Évaluées à près de 30 millions d'euros, ces pertes d'exploitation sont survenues dans la très grande majorité des cas sans que les entreprises ne subissent de dégâts matériels directs, précise la fédération.

Pour la quasi-totalité des sinistres touchant des habitations ou des entreprises et nécessitant une expertise, une visite a déjà été effectuée ou doit l'être dans les prochains jours, assure la fédération.

Ce bilan financier s'inscrit dans un été 2026 marqué par des canicules à répétition et une sécheresse historique, au cours duquel près de 100.000 hectares de forêt sont partis en fumée en France, un record en vingt ans de mesures satellitaires.

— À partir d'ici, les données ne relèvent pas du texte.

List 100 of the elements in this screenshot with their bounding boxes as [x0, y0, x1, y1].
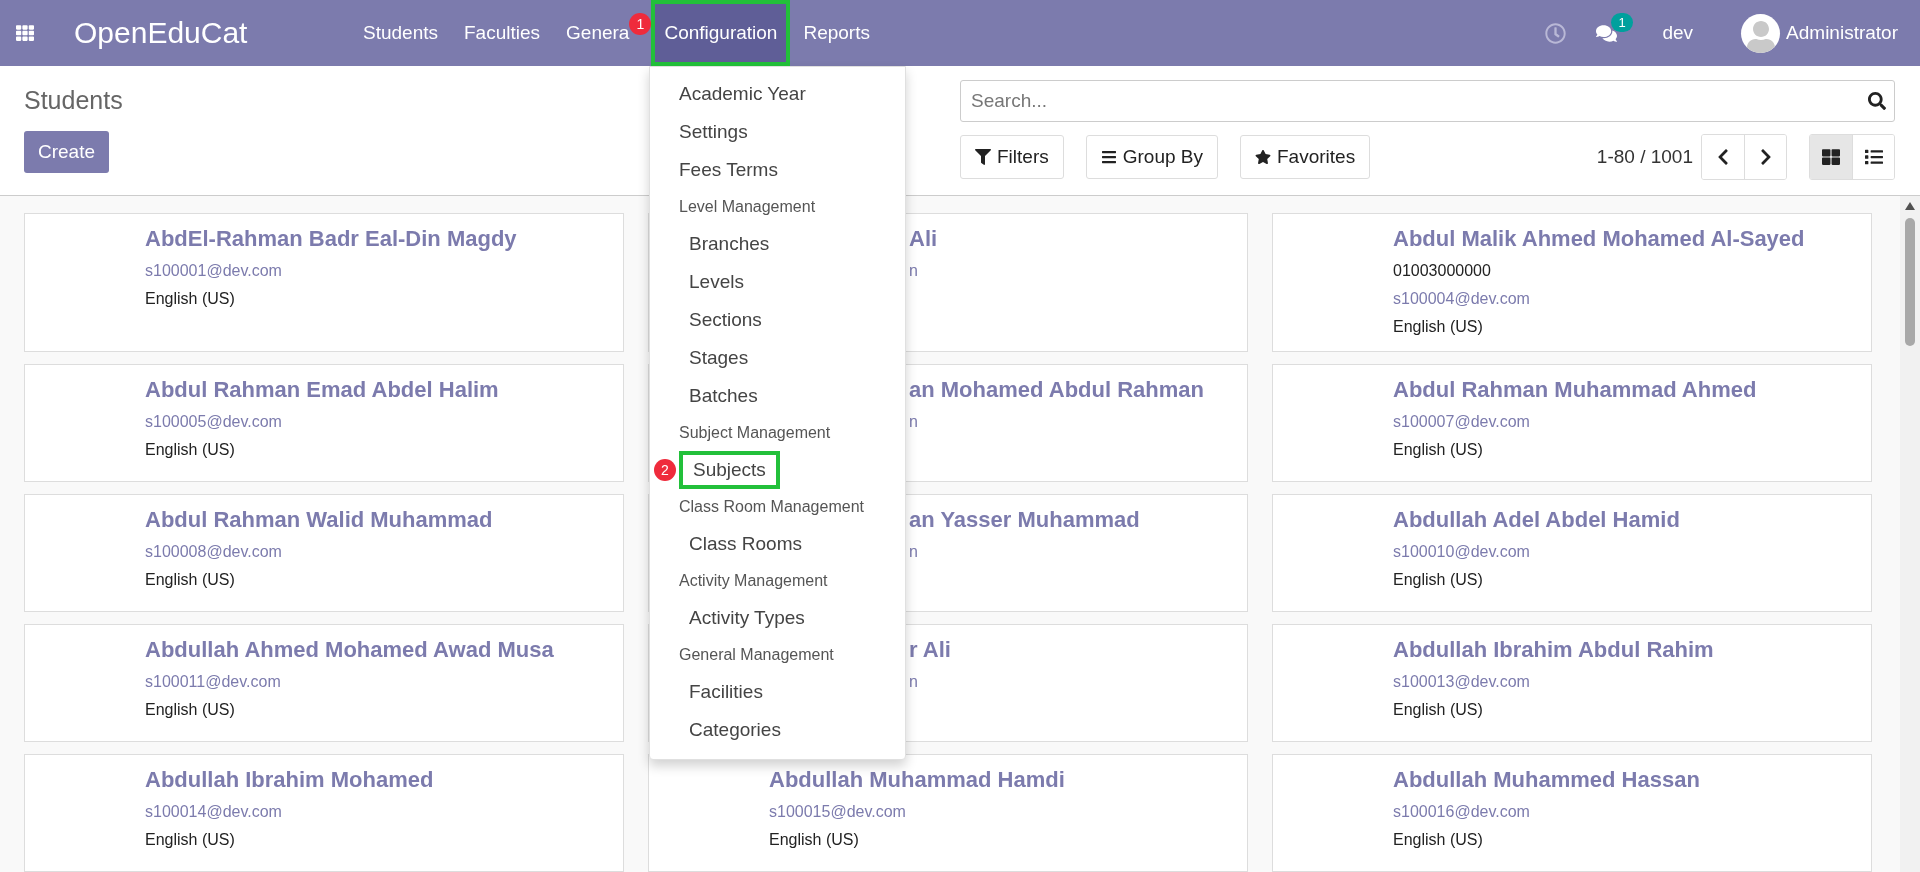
student-name: Abdullah Ibrahim Mohamed	[145, 767, 434, 793]
chat-icon[interactable]	[1596, 22, 1618, 44]
student-email: s100013@dev.com	[1393, 673, 1530, 691]
step-number-badge: 1	[629, 13, 652, 35]
student-name: Abdullah Adel Abdel Hamid	[1393, 507, 1680, 533]
dropdown-menu-item[interactable]: Batches	[689, 385, 758, 407]
student-language: English (US)	[145, 441, 235, 459]
dropdown-menu-item[interactable]: Class Rooms	[689, 533, 802, 555]
student-name: Abdullah Ibrahim Abdul Rahim	[1393, 637, 1714, 663]
student-name: Abdul Rahman Emad Abdel Halim	[145, 377, 499, 403]
scrollbar-thumb[interactable]	[1905, 218, 1915, 346]
pager-count[interactable]: 1-80 / 1001	[1596, 146, 1693, 168]
student-language: English (US)	[769, 831, 859, 849]
student-name: Abdullah Ahmed Mohamed Awad Musa	[145, 637, 554, 663]
student-email: s100005@dev.com	[145, 413, 282, 431]
grid-icon	[1822, 148, 1840, 166]
student-email: s100008@dev.com	[145, 543, 282, 561]
student-card[interactable]: Abdul Rahman Muhammad Ahmed s100007@dev.com English (US)	[1272, 364, 1872, 482]
student-name: Abdullah Muhammed Hassan	[1393, 767, 1700, 793]
student-language: English (US)	[1393, 318, 1483, 336]
scrollbar[interactable]	[1900, 196, 1920, 872]
student-email: s100010@dev.com	[1393, 543, 1530, 561]
student-language: English (US)	[1393, 441, 1483, 459]
create-button[interactable]: Create	[24, 131, 110, 173]
search-option-button[interactable]: Group By	[1085, 135, 1218, 179]
avatar-icon[interactable]	[1741, 13, 1781, 53]
student-phone: 01003000000	[1393, 262, 1491, 280]
student-card[interactable]: Abdullah Adel Abdel Hamid s100010@dev.com English (US)	[1272, 494, 1872, 612]
bars-icon	[1100, 149, 1117, 165]
dropdown-menu-item[interactable]: Levels	[689, 271, 744, 293]
student-card[interactable]: Abdullah Muhammed Hassan s100016@dev.com English (US)	[1272, 754, 1872, 872]
search-option-button[interactable]: Filters	[960, 135, 1064, 179]
dropdown-menu-item[interactable]: Categories	[689, 719, 781, 741]
student-name: an Mohamed Abdul Rahman	[909, 377, 1204, 403]
next-page-button[interactable]	[1744, 135, 1786, 179]
dropdown-menu-item[interactable]: Fees Terms	[679, 159, 778, 181]
dropdown-menu-item[interactable]: Branches	[689, 233, 770, 255]
student-language: English (US)	[1393, 571, 1483, 589]
student-name: Ali	[909, 226, 938, 252]
student-email: s100014@dev.com	[145, 803, 282, 821]
student-card[interactable]: Abdullah Muhammad Hamdi s100015@dev.com English (US)	[648, 754, 1248, 872]
student-email: s100001@dev.com	[145, 262, 282, 280]
user-name[interactable]: Administrator	[1786, 22, 1898, 44]
student-name: r Ali	[909, 637, 951, 663]
student-email: s100004@dev.com	[1393, 290, 1530, 308]
funnel-icon	[975, 149, 991, 165]
nav-menu-item[interactable]: Faculties	[451, 0, 554, 66]
student-name: Abdul Malik Ahmed Mohamed Al-Sayed	[1393, 226, 1805, 252]
dropdown-menu-item[interactable]: Facilities	[689, 681, 763, 703]
student-name: Abdullah Muhammad Hamdi	[769, 767, 1065, 793]
nav-menu-item[interactable]: Students	[350, 0, 451, 66]
student-language: English (US)	[145, 571, 235, 589]
student-language: English (US)	[145, 701, 235, 719]
student-name: Abdul Rahman Muhammad Ahmed	[1393, 377, 1757, 403]
student-email: s100016@dev.com	[1393, 803, 1530, 821]
student-email: s100007@dev.com	[1393, 413, 1530, 431]
list-icon	[1864, 148, 1883, 166]
kanban-view-button[interactable]	[1810, 135, 1852, 179]
step-number-badge: 2	[654, 459, 676, 481]
menu-section-header: Class Room Management	[679, 498, 864, 516]
database-name[interactable]: dev	[1662, 22, 1694, 44]
nav-menu-item[interactable]: Configuration	[651, 0, 791, 66]
star-icon	[1255, 149, 1271, 165]
student-card[interactable]: Abdullah Ahmed Mohamed Awad Musa s100011@dev.com English (US)	[24, 624, 624, 742]
search-option-button[interactable]: Favorites	[1240, 135, 1371, 179]
student-language: English (US)	[145, 831, 235, 849]
student-card[interactable]: Abdullah Ibrahim Mohamed s100014@dev.com English (US)	[24, 754, 624, 872]
nav-menu-item[interactable]: Genera	[553, 0, 630, 66]
search-field[interactable]: Search...	[960, 80, 1895, 122]
student-email: n	[909, 543, 918, 561]
menu-section-header: Subject Management	[679, 424, 831, 442]
student-email: n	[909, 262, 918, 280]
dropdown-menu-item[interactable]: Sections	[689, 309, 762, 331]
dropdown-menu-item[interactable]: Subjects	[679, 451, 780, 489]
student-language: English (US)	[145, 290, 235, 308]
student-card[interactable]: Abdul Malik Ahmed Mohamed Al-Sayed 01003000000 s100004@dev.com English (US)	[1272, 213, 1872, 352]
scroll-up-arrow-icon[interactable]	[1905, 202, 1915, 210]
menu-section-header: General Management	[679, 646, 834, 664]
student-language: English (US)	[1393, 831, 1483, 849]
student-name: AbdEl-Rahman Badr Eal-Din Magdy	[145, 226, 517, 252]
student-card[interactable]: Abdul Rahman Walid Muhammad s100008@dev.com English (US)	[24, 494, 624, 612]
student-name: an Yasser Muhammad	[909, 507, 1140, 533]
student-card[interactable]: Abdullah Ibrahim Abdul Rahim s100013@dev.com English (US)	[1272, 624, 1872, 742]
menu-section-header: Level Management	[679, 198, 816, 216]
student-email: n	[909, 413, 918, 431]
student-language: English (US)	[1393, 701, 1483, 719]
menu-section-header: Activity Management	[679, 572, 828, 590]
brand-logo-text[interactable]: OpenEduCat	[74, 16, 350, 50]
apps-grid-icon[interactable]	[16, 24, 34, 42]
page-title: Students	[24, 86, 123, 115]
list-view-button[interactable]	[1852, 135, 1894, 179]
search-icon[interactable]	[1868, 92, 1886, 110]
student-card[interactable]: AbdEl-Rahman Badr Eal-Din Magdy s100001@dev.com English (US)	[24, 213, 624, 352]
student-email: s100015@dev.com	[769, 803, 906, 821]
student-card[interactable]: Abdul Rahman Emad Abdel Halim s100005@dev.com English (US)	[24, 364, 624, 482]
student-name: Abdul Rahman Walid Muhammad	[145, 507, 493, 533]
dropdown-menu-item[interactable]: Settings	[679, 121, 748, 143]
nav-menu-item[interactable]: Reports	[790, 0, 883, 66]
dropdown-menu-item[interactable]: Academic Year	[679, 83, 806, 105]
message-count-badge: 1	[1611, 12, 1633, 32]
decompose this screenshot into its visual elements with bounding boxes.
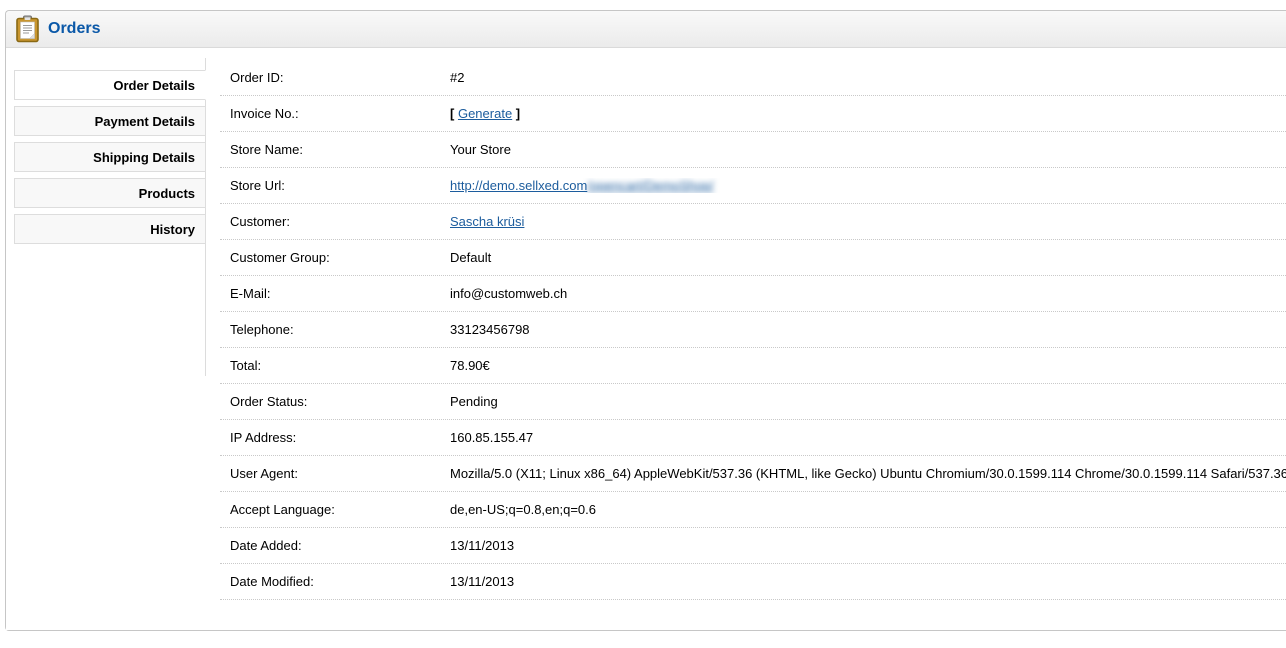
date-modified-value: 13/11/2013 <box>450 574 1286 589</box>
order-id-label: Order ID: <box>230 70 450 85</box>
customer-value: Sascha krüsi <box>450 214 1286 229</box>
row-accept-language: Accept Language: de,en-US;q=0.8,en;q=0.6 <box>220 492 1286 528</box>
row-store-url: Store Url: http://demo.sellxed.com/openc… <box>220 168 1286 204</box>
invoice-no-value: [ Generate ] <box>450 106 1286 121</box>
store-name-value: Your Store <box>450 142 1286 157</box>
row-email: E-Mail: info@customweb.ch <box>220 276 1286 312</box>
customer-group-value: Default <box>450 250 1286 265</box>
generate-invoice-link[interactable]: Generate <box>458 106 512 121</box>
store-url-value: http://demo.sellxed.com/opencart/DemoSho… <box>450 178 1286 193</box>
bracket-close: ] <box>516 106 520 121</box>
email-label: E-Mail: <box>230 286 450 301</box>
panel-header: Orders <box>6 11 1286 48</box>
row-total: Total: 78.90€ <box>220 348 1286 384</box>
order-tabs: Order Details Payment Details Shipping D… <box>14 70 206 250</box>
row-ip-address: IP Address: 160.85.155.47 <box>220 420 1286 456</box>
store-url-visible-part: http://demo.sellxed.com <box>450 178 587 193</box>
row-user-agent: User Agent: Mozilla/5.0 (X11; Linux x86_… <box>220 456 1286 492</box>
customer-link[interactable]: Sascha krüsi <box>450 214 524 229</box>
date-added-label: Date Added: <box>230 538 450 553</box>
customer-label: Customer: <box>230 214 450 229</box>
tab-shipping-details[interactable]: Shipping Details <box>14 142 206 172</box>
store-name-label: Store Name: <box>230 142 450 157</box>
row-order-id: Order ID: #2 <box>220 60 1286 96</box>
user-agent-value: Mozilla/5.0 (X11; Linux x86_64) AppleWeb… <box>450 466 1286 481</box>
orders-page: Orders Order Details Payment Details Shi… <box>0 0 1286 648</box>
row-date-modified: Date Modified: 13/11/2013 <box>220 564 1286 600</box>
row-order-status: Order Status: Pending <box>220 384 1286 420</box>
total-label: Total: <box>230 358 450 373</box>
row-date-added: Date Added: 13/11/2013 <box>220 528 1286 564</box>
order-id-value: #2 <box>450 70 1286 85</box>
email-value: info@customweb.ch <box>450 286 1286 301</box>
order-status-value: Pending <box>450 394 1286 409</box>
ip-address-label: IP Address: <box>230 430 450 445</box>
row-customer-group: Customer Group: Default <box>220 240 1286 276</box>
tab-order-details[interactable]: Order Details <box>14 70 206 100</box>
page-title: Orders <box>48 20 100 38</box>
date-added-value: 13/11/2013 <box>450 538 1286 553</box>
customer-group-label: Customer Group: <box>230 250 450 265</box>
telephone-value: 33123456798 <box>450 322 1286 337</box>
date-modified-label: Date Modified: <box>230 574 450 589</box>
total-value: 78.90€ <box>450 358 1286 373</box>
row-customer: Customer: Sascha krüsi <box>220 204 1286 240</box>
row-store-name: Store Name: Your Store <box>220 132 1286 168</box>
bracket-open: [ <box>450 106 454 121</box>
orders-panel: Orders Order Details Payment Details Shi… <box>5 10 1286 631</box>
user-agent-label: User Agent: <box>230 466 450 481</box>
ip-address-value: 160.85.155.47 <box>450 430 1286 445</box>
tab-products[interactable]: Products <box>14 178 206 208</box>
store-url-link[interactable]: http://demo.sellxed.com/opencart/DemoSho… <box>450 178 714 193</box>
tab-history[interactable]: History <box>14 214 206 244</box>
panel-content: Order Details Payment Details Shipping D… <box>6 48 1286 630</box>
invoice-no-label: Invoice No.: <box>230 106 450 121</box>
store-url-obscured-part: /opencart/DemoShop/ <box>587 178 713 193</box>
telephone-label: Telephone: <box>230 322 450 337</box>
tab-payment-details[interactable]: Payment Details <box>14 106 206 136</box>
store-url-label: Store Url: <box>230 178 450 193</box>
accept-language-label: Accept Language: <box>230 502 450 517</box>
order-status-label: Order Status: <box>230 394 450 409</box>
order-details-list: Order ID: #2 Invoice No.: [ Generate ] S… <box>220 60 1286 600</box>
clipboard-icon <box>15 15 40 43</box>
accept-language-value: de,en-US;q=0.8,en;q=0.6 <box>450 502 1286 517</box>
row-invoice-no: Invoice No.: [ Generate ] <box>220 96 1286 132</box>
row-telephone: Telephone: 33123456798 <box>220 312 1286 348</box>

Le sinistre le plus vaste a frappé la Gironde, où 42.000 hectares ont été dévorés à la mi-juillet, du jamais vu depuis 1949. Quelque 180 habitations ont été détruites au village du Porge, de loin le plus touché.

En déplacement dans la région mi-août, le Premier ministre Sébastien Lecornu avait affirmé vouloir "sortir l'artillerie lourde", annonçant 12 millions d'euros d'aides immédiates, un dégrèvement fiscal pour les entreprises touchées et une accélération de la délivrance des permis de construire pour les habitations à reconstruire.